I keep thinking, maybe hoping is the better word, that the Republican Party will rediscover its roots and join the twenty-first century. Instead, its leaders and would be leaders are caving to the pressure from the know-nothings and bigots who are represented by the candidacies of Trump and Carson. These are men who would be laughed out of a legitimate debate for the highest office in the land, because they are completely unqualified—not just in terms of positions previously held—but in terms of actual knowledge of the issues.
Trump believes Mexican immigrants are rapists and murderers. Carson believes the earth is 5,000 years old. Neither has ever so much as proposed a piece of legislation, let alone led a government, even at the most local of levels. In that respect, neither is even as qualified as Sarah Palin was and is.

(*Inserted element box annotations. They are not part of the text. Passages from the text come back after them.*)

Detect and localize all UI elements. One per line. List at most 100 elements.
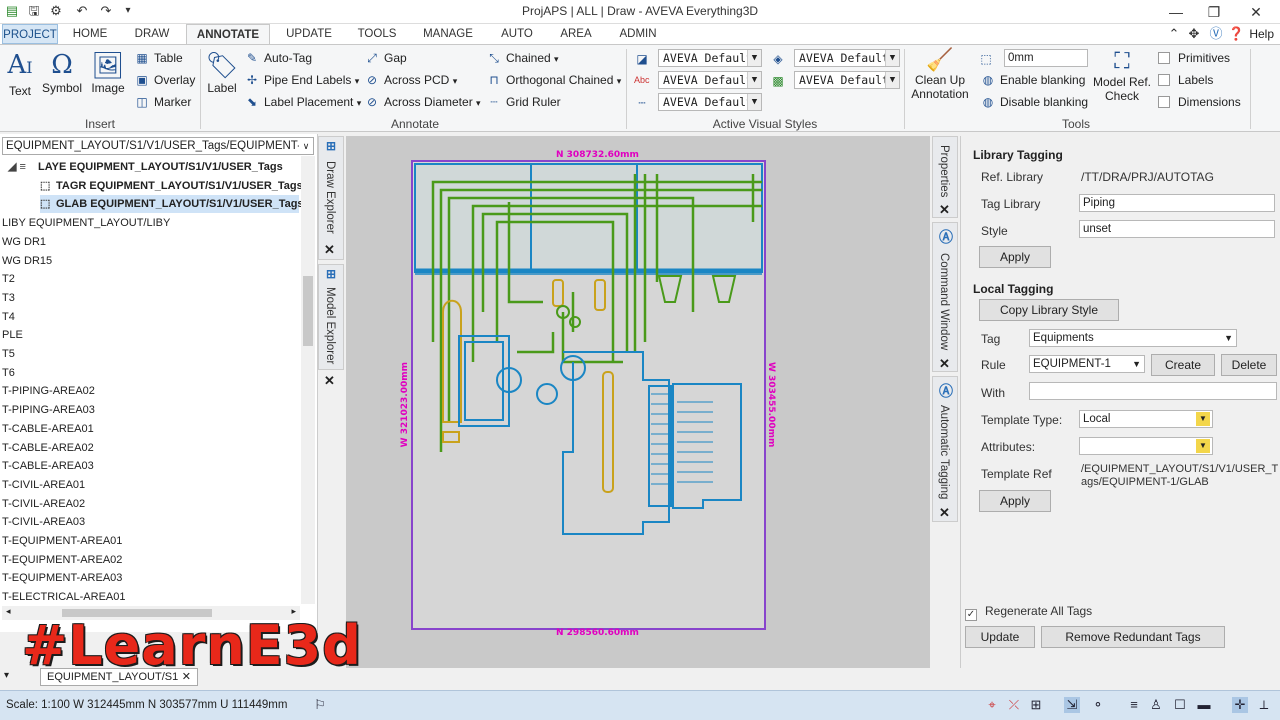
label-button[interactable]: 🏷 Label — [204, 49, 240, 95]
template-type-select[interactable]: Local ▼ — [1079, 410, 1213, 428]
tree-item[interactable]: T6 — [2, 364, 299, 382]
tree-item[interactable]: T-PIPING-AREA02 — [2, 382, 299, 400]
tree-item[interactable]: T-CIVIL-AREA03 — [2, 513, 299, 531]
tree-item[interactable]: LIBY EQUIPMENT_LAYOUT/LIBY — [2, 214, 299, 232]
ortho-icon[interactable]: ⟂ — [1256, 697, 1272, 713]
close-button[interactable]: ✕ — [1246, 2, 1266, 22]
offset-input[interactable]: 0mm — [1004, 49, 1088, 67]
scroll-left-icon[interactable]: ◂ — [6, 606, 11, 617]
tree-item[interactable]: T-EQUIPMENT-AREA02 — [2, 551, 299, 569]
style-combo-4[interactable]: AVEVA Default ▼ — [794, 49, 900, 67]
pipe-end-labels-button[interactable]: ✢ Pipe End Labels ▾ — [244, 73, 359, 87]
tab-manage[interactable]: MANAGE — [414, 24, 482, 44]
text-button[interactable]: AI Text — [4, 49, 36, 98]
tag-library-field[interactable]: Piping — [1079, 194, 1275, 212]
model-ref-check-button[interactable]: ⛶ Model Ref. Check — [1092, 47, 1152, 103]
label-placement-button[interactable]: ⬊ Label Placement ▾ — [244, 95, 361, 109]
tree-item[interactable]: T-CIVIL-AREA02 — [2, 495, 299, 513]
tree-item[interactable]: T-EQUIPMENT-AREA01 — [2, 532, 299, 550]
marker-button[interactable]: ◫ Marker — [134, 95, 191, 109]
help-icon[interactable]: ❓ — [1228, 26, 1244, 42]
style-combo-5[interactable]: AVEVA Default ▼ — [794, 71, 900, 89]
tree-item[interactable]: T-CABLE-AREA01 — [2, 420, 299, 438]
tab-annotate[interactable]: ANNOTATE — [186, 24, 270, 45]
style-field[interactable]: unset — [1079, 220, 1275, 238]
tab-tools[interactable]: TOOLS — [350, 24, 404, 44]
auto-tag-button[interactable]: ✎ Auto-Tag — [244, 51, 312, 65]
tree-item[interactable]: T5 — [2, 345, 299, 363]
grid-snap-icon[interactable]: ⊞ — [1028, 697, 1044, 713]
image-button[interactable]: 🖼 Image — [88, 49, 128, 95]
orthogonal-chained-button[interactable]: ⊓ Orthogonal Chained ▾ — [486, 73, 621, 87]
minimize-ribbon-icon[interactable]: ⌃ — [1166, 26, 1182, 42]
snap-icon[interactable]: ⌖ — [984, 697, 1000, 713]
tab-project[interactable]: PROJECT — [2, 24, 58, 44]
panel-icon[interactable]: ▬ — [1196, 697, 1212, 713]
chained-button[interactable]: ⤡ Chained ▾ — [486, 51, 558, 66]
tab-admin[interactable]: ADMIN — [610, 24, 666, 44]
symbol-button[interactable]: Ω Symbol — [40, 49, 84, 95]
tree-item[interactable]: WG DR15 — [2, 252, 299, 270]
minimize-button[interactable]: — — [1166, 2, 1186, 22]
rule-select[interactable]: EQUIPMENT-1 ▼ — [1029, 355, 1145, 373]
tree-item[interactable]: T-CIVIL-AREA01 — [2, 476, 299, 494]
grid-ruler-button[interactable]: ┈ Grid Ruler — [486, 95, 560, 109]
window-icon[interactable]: ☐ — [1172, 697, 1188, 713]
tag-select[interactable]: Equipments ▼ — [1029, 329, 1237, 347]
tree-item[interactable]: ◢ ≡ LAYE EQUIPMENT_LAYOUT/S1/V1/USER_Tags — [8, 158, 299, 176]
tree-item[interactable]: ⬚ TAGR EQUIPMENT_LAYOUT/S1/V1/USER_Tags — [40, 177, 303, 195]
tab-automatic-tagging[interactable]: Ⓐ Automatic Tagging — [932, 376, 958, 522]
update-button[interactable]: Update — [965, 626, 1035, 648]
tree-item[interactable]: T-ELECTRICAL-AREA01 — [2, 588, 299, 606]
close-model-explorer-icon[interactable]: ✕ — [324, 373, 335, 389]
tree-item[interactable]: ⬚ GLAB EQUIPMENT_LAYOUT/S1/V1/USER_Tags/ — [40, 195, 307, 214]
scroll-thumb[interactable] — [303, 276, 313, 346]
delete-rule-button[interactable]: Delete — [1221, 354, 1277, 376]
drawing-sheet[interactable] — [411, 160, 766, 630]
vantage-icon[interactable]: Ⓥ — [1208, 26, 1224, 42]
across-pcd-button[interactable]: ⊘ Across PCD ▾ — [364, 73, 457, 87]
enable-blanking-button[interactable]: ◍ Enable blanking — [980, 73, 1086, 87]
style-combo-1[interactable]: AVEVA Default ▼ — [658, 49, 762, 67]
apply-local-button[interactable]: Apply — [979, 490, 1051, 512]
restore-button[interactable]: ❐ — [1204, 2, 1224, 22]
create-rule-button[interactable]: Create — [1151, 354, 1215, 376]
select-icon[interactable]: ⇲ — [1064, 697, 1080, 713]
crosshair-icon[interactable]: ✛ — [1232, 697, 1248, 713]
tab-draw[interactable]: DRAW — [124, 24, 180, 44]
tab-menu-icon[interactable]: ▾ — [4, 670, 9, 681]
flag-icon[interactable]: ⚐ — [312, 697, 328, 713]
tree-item[interactable]: T3 — [2, 289, 299, 307]
tab-auto[interactable]: AUTO — [492, 24, 542, 44]
disable-blanking-button[interactable]: ◍ Disable blanking — [980, 95, 1088, 109]
lines-icon[interactable]: ≡ — [1126, 697, 1142, 713]
style-combo-2[interactable]: AVEVA Default ▼ — [658, 71, 762, 89]
primitives-checkbox[interactable]: Primitives — [1158, 51, 1230, 65]
attributes-select[interactable]: ▼ — [1079, 437, 1213, 455]
across-diameter-button[interactable]: ⊘ Across Diameter ▾ — [364, 95, 481, 109]
apply-library-button[interactable]: Apply — [979, 246, 1051, 268]
copy-library-style-button[interactable]: Copy Library Style — [979, 299, 1119, 321]
remove-redundant-tags-button[interactable]: Remove Redundant Tags — [1041, 626, 1225, 648]
clean-up-annotation-button[interactable]: 🧹 Clean Up Annotation — [908, 47, 972, 101]
style-combo-3[interactable]: AVEVA Default ▼ — [658, 93, 762, 111]
tree-item[interactable]: WG DR1 — [2, 233, 299, 251]
overlay-button[interactable]: ▣ Overlay — [134, 73, 195, 87]
tree-item[interactable]: T-PIPING-AREA03 — [2, 401, 299, 419]
tree-item[interactable]: T2 — [2, 270, 299, 288]
snap-off-icon[interactable]: ⤫ — [1006, 697, 1022, 713]
help-label[interactable]: Help — [1249, 24, 1274, 44]
network-icon[interactable]: ⚬ — [1090, 697, 1106, 713]
close-draw-explorer-icon[interactable]: ✕ — [324, 242, 335, 258]
with-field[interactable] — [1029, 382, 1277, 400]
path-combo[interactable]: EQUIPMENT_LAYOUT/S1/V1/USER_Tags/EQUIPME… — [2, 137, 314, 155]
tree-item[interactable]: T-CABLE-AREA02 — [2, 439, 299, 457]
tab-home[interactable]: HOME — [64, 24, 116, 44]
tree-vertical-scrollbar[interactable] — [301, 156, 315, 604]
tab-update[interactable]: UPDATE — [278, 24, 340, 44]
navigate-icon[interactable]: ✥ — [1186, 26, 1202, 42]
regenerate-checkbox[interactable]: ✓ Regenerate All Tags — [965, 604, 1092, 621]
close-automatic-tagging-icon[interactable]: ✕ — [939, 505, 950, 521]
tab-model-explorer[interactable]: ⊞ Model Explorer — [318, 264, 344, 370]
tree-item[interactable]: PLE — [2, 326, 299, 344]
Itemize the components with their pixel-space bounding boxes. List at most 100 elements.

And yet, they lead the field in their party’s race for the presidential nomination. And the other dozen or so are so far behind that they need to play to the base on a simple question like whether a Muslim could be the nation’s president.
Unbelievable.
rainman19 says
A presidential candidate’s faith is always a topic of debate, as is how s/he decides to present it. Of course most fib about it.
Regan made coalition with conservative Christians, yet almost never went to church while in office.
BHO’s claimed he and his family faithfully attended a hellfire and brimstone church whose pastor’s words from the pulpit should have sunk all political ambitions beyond dog catcher. But somehow did not.
A no less contentious example is John F. Kennedy’s Catholicism. I clearly remember the tensions this raised during the 1960 campaign; till he stepped up and said:
“I believe in an America where the separation of church and state is absolute, where no Catholic prelate would tell the president (should he be Catholic) how to act, and no Protestant minister would tell his parishioners for whom to vote….”
Great line, great speech, more of it here: http://www.npr.org/templates/story/story.php?storyId=16920600
The idea of a Muslim candidate for POTUS is fascinating. A declaration like JFK’s would be necessary to advance through the polls and primaries, but would place the man himself in grave danger from the more orthodox of his co-religionists.